Qualifying took place in dry conditions and under sunny skies and thick humidity after morning and afternoon rain created course conditions that forced a delay of nearly four hours to the start of the session and the cancellation of final practice.
McLaughlin and O’Ward were the only two drivers to break the 1:15 barrier during the last of the three rounds of qualifying on the 11-turn, 2.1-mile temporary circuit that includes two crossings of the Korean War Veterans Memorial Bridge per lap.
Colton Herta qualified third at 1:15.2416 in the No. 26 Gainbridge Honda fielded by Andretti Autosport with Curb-Agajanian, with championship leader Alex Palou fourth at 1:15.2462 in the No. 10 The American Legion Honda of Chip Ganassi Racing.
David Malukas will start fifth after a lap of 1:15.8703 in the No. 18 HMD Trucking Honda of Dale Coyne Racing with HMD, tying his best career qualifying performance on a street circuit set in July 2022 at Toronto. Grosjean rounded out the Firestone Fast Six at 1:15.9921 in the No. 28 DHL Honda, as Andretti Autosport was the only team to put two drivers into the first three rows of the grid.
Three drivers in the top five of the standings – Josef Newgarden, Dixon and Ericsson – didn’t advance into the Firestone Fast Six and will start outside of the first three rows Sunday.

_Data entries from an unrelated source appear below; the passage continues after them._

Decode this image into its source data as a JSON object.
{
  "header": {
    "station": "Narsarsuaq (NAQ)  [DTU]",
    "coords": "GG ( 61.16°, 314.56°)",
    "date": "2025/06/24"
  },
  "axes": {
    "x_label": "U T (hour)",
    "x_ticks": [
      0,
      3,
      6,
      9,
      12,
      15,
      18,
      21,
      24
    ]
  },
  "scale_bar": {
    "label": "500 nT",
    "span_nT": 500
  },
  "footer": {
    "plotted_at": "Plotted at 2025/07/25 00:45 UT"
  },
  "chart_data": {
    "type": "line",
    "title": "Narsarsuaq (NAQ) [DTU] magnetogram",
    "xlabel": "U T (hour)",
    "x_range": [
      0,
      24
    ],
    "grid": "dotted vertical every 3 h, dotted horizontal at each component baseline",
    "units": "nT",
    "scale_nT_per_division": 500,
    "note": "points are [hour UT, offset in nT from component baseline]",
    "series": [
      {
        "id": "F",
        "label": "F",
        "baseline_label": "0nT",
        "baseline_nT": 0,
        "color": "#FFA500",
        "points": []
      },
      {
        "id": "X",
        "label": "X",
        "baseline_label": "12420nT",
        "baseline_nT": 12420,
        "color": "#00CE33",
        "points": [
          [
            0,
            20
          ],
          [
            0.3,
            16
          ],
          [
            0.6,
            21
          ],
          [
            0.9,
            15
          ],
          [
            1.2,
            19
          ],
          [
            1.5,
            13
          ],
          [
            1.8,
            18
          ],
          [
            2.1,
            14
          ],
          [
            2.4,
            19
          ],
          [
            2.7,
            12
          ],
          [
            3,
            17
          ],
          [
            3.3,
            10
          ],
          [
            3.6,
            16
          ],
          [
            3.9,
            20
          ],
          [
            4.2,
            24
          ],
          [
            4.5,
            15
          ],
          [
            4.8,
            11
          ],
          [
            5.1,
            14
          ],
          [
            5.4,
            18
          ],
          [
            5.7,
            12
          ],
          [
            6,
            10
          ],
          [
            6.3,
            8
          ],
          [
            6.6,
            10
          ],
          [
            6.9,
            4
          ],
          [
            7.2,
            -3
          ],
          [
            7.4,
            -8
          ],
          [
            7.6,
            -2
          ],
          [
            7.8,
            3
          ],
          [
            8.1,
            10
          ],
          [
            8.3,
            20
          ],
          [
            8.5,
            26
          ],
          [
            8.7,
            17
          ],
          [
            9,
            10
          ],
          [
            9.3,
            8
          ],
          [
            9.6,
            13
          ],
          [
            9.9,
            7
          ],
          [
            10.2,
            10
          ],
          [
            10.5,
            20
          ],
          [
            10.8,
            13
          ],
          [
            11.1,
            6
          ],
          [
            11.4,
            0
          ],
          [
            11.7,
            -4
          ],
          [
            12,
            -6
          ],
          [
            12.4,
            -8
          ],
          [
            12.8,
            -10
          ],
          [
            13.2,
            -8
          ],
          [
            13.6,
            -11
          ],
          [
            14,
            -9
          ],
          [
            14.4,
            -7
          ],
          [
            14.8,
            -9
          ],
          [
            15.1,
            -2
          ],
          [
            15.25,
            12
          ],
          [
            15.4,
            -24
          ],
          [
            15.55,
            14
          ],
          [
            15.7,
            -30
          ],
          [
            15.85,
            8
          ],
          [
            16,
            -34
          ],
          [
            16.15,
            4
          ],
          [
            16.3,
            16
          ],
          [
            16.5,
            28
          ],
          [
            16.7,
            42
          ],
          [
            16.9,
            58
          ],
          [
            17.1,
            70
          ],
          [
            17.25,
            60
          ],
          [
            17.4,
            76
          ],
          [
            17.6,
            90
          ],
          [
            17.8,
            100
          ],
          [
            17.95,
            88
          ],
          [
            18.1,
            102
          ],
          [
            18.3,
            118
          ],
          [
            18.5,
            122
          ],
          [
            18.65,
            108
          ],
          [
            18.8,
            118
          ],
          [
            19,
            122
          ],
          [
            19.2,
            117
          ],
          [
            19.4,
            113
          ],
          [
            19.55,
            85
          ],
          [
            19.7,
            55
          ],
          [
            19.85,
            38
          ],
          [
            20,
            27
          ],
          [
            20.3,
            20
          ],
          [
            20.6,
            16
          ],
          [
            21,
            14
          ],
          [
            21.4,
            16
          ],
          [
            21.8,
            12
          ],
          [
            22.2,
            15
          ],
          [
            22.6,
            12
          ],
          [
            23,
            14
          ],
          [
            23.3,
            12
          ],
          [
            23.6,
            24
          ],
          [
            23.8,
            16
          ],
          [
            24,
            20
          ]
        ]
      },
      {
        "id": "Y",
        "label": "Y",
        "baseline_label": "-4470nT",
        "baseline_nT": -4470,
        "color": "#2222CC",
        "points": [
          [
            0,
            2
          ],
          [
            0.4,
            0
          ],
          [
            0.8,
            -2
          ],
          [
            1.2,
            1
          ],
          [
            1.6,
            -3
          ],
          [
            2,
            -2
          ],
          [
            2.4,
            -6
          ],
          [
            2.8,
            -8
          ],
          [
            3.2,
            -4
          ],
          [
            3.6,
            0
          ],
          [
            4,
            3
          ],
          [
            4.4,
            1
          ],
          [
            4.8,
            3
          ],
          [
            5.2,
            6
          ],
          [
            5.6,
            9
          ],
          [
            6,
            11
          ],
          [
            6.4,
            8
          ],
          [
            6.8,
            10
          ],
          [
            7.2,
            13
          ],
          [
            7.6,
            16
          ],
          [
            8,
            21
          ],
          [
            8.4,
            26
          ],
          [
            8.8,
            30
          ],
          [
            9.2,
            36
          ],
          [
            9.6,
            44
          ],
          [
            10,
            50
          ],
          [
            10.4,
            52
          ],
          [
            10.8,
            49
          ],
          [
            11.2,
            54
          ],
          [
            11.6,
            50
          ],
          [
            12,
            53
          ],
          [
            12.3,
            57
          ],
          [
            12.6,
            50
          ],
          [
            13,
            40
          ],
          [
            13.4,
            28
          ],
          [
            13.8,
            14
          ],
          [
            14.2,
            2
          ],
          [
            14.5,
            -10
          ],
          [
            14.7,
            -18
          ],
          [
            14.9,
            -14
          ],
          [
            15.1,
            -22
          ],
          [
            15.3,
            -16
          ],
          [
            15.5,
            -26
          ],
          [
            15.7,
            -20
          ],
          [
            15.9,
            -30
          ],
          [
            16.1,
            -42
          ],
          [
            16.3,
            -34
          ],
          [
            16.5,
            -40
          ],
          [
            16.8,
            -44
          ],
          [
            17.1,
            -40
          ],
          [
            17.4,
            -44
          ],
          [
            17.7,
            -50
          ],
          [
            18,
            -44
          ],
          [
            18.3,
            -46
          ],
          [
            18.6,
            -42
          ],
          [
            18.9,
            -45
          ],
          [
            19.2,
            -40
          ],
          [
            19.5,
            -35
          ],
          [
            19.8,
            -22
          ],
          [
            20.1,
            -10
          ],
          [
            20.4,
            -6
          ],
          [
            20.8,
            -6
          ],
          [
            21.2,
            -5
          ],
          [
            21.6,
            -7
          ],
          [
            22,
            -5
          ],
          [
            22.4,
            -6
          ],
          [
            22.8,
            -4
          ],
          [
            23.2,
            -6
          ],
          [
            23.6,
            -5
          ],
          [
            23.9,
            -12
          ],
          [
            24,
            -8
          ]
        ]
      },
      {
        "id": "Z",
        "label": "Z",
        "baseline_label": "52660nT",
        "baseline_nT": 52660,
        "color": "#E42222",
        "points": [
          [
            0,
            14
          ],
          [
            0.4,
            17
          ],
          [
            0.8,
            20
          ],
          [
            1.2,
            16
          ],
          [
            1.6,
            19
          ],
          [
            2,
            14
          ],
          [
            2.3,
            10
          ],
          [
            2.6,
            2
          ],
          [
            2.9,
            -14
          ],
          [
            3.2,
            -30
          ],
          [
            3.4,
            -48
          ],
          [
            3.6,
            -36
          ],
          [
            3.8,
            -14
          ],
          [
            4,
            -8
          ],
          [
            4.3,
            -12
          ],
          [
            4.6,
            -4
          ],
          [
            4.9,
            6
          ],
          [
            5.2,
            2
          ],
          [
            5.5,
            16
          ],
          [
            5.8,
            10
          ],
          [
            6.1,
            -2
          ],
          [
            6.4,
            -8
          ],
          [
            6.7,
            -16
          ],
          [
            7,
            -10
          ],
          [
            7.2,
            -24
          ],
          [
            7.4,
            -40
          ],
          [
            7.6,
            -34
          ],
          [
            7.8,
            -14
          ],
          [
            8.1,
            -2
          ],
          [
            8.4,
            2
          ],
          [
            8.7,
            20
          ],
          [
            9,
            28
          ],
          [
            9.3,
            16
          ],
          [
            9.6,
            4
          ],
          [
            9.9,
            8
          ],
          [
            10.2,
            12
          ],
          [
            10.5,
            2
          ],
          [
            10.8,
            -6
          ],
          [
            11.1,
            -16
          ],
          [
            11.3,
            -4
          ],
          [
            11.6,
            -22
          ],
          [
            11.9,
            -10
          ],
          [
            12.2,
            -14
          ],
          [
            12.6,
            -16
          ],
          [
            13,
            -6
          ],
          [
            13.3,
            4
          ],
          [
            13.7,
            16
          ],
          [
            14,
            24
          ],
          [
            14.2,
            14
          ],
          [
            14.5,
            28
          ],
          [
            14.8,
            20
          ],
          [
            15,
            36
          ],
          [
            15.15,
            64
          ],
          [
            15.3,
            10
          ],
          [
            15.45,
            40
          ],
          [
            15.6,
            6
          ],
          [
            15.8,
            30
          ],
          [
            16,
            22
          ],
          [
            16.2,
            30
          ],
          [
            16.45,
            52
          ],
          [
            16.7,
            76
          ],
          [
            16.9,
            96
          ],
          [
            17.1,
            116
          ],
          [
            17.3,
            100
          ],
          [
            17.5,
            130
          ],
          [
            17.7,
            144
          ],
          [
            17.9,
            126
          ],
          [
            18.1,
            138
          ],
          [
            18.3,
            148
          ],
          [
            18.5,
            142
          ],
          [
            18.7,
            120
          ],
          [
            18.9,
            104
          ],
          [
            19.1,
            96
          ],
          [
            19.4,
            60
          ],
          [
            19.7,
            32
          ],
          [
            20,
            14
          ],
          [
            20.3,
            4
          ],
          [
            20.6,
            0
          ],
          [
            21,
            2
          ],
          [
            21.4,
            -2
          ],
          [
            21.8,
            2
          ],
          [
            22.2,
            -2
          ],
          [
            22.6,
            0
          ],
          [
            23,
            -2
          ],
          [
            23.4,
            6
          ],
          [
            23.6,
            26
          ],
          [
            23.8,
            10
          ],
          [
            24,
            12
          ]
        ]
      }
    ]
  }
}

Newgarden will start ninth after his best lap of 1:15.4862 in the No. 2 PPG Team Penske Chevrolet during the Fast 12. Six-time series champion Dixon made a rare mistake and clipped the inside wall in Turn 11 with 30 seconds left in the Fast 12, hurtling his No. 9 PNC Bank Chip Ganassi Racing Honda across the track into the outside retaining wall. Dixon was unhurt, but the front and front right of his car suffered heavy damage. He will start 12th.
Ericsson was quickest in wet conditions during practice Saturday, but his dry-weather pace wasn’t enough to advance from the first round of qualifying. Ericsson will start 20th after his best lap of 1:16.0420 in the No. 8 Huski Ice Spritz Honda fielded by Chip Ganassi Racing.
Rookie Linus Lundqvist continued to enjoy a magic carpet ride during his first NTT INDYCAR SERIES race weekend, as he qualified 11th and was the quickest rookie in the field at 1:16.0715 in the No. 60 AutoNation/SiriusXM Honda. It was the second-best qualifying performance of the season for Meyer Shank Racing on a temporary street circuit, bettered only by the eighth-place starting spot by Simon Pagenaud in June at Detroit. Lundqvist is substituting this weekend for Pagenaud, still recovering from a violent flip July 1 at Mid-Ohio Sports Car Course.